Présenté en première mondiale au festival Vision du réel de Nyon en Suisse en avril 2013, le documentaire Bà Nôi de Khoa Lê fait sa rentrée québécoise vendredi à l'Excentris.

Le film possède de belles qualités, que ce soit à la direction photo, avec son montage riche, nerveux et parfois anxiogène, ou par le regard tendre que ce Montréalais d'origine vietnamienne porte sur son héritage culturel.

Mais avant tout, Bà Nôi doit être vu pour cette relation singulière entre le réalisateur et sa grand-mère («bà nôi» en vietnamien).

Q : Quelle est l'origine de votre projet?

R : J'ai toujours été fasciné par ma grand-mère, par sa force et sa fragilité, mais je suis surtout médusé par cette intimité qui m'unit à cette vieille femme que je connais à peine. J'ai réalisé que la relation entretenue avec elle transcende les individus, les générations et les mentalités. J'ai toujours aimé l'observer et la photographier.

Q : En quoi est-elle un sujet intéressant pour un documentaire?

R : Ma grand-mère me permet d'aborder les questions de filiation, de mémoire et d'identité. Notre relation me permet de rendre compte des questions et des préoccupations qui m'habitent.

Q : Votre grand-mère insiste beaucoup sur le mariage avec une Vietnamienne. Pourquoi?

R : Mon grand-père était le seul garçon de sa famille et en était le cadet. Une génération plus tard, mon père se retrouvait dans la même situation. Tous deux ont permis au nom Lê de se perpétuer. À mon tour, je suis le seul garçon de la famille Lê, dont je suis le cadet. Cette coïncidence, étendue sur trois générations, représente au Viêtnam une fierté, une rareté qui me place dans une position prestigieuse. Il me revient donc de perpétuer la généalogie de la famille Lê. C'est ce qui importe le plus pour ma grand-mère.

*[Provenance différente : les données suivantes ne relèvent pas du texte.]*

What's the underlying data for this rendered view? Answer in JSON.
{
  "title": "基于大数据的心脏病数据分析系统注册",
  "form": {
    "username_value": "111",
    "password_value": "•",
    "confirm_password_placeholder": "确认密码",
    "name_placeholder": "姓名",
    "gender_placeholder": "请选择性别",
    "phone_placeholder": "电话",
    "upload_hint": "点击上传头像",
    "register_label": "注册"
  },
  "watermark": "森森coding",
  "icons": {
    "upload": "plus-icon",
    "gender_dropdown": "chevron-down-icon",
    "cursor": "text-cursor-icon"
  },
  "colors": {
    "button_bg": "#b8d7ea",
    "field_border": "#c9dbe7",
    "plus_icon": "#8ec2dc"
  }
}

Q : Quels sentiments vous animent lorsque vous retournez dans le pays de vos racines?

R : Je me sens à la fois chez moi et en visite, quelque part entre deux frontières, deux territoires et j'adore cette sensation déstabilisante.

Q : Avez-vous le sentiment que vos questions d'identité et d'hybridation sont généralisées chez les jeunes Québécois dans la même situation que vous?

R : L'identité est un élément multiple, constamment en mutation, qui est une fusion plus ou moins complète du réel et de l'imaginaire. Ces deux univers liés d'une façon intrinsèque réagissent l'un à l'autre dans la recherche identitaire d'une personne. Cette hybridation de l'identité est sans aucun doute plus visible chez les jeunes Québécois dans la même situation que moi, mais je suis convaincu que tout individu est confronté à cette dualité.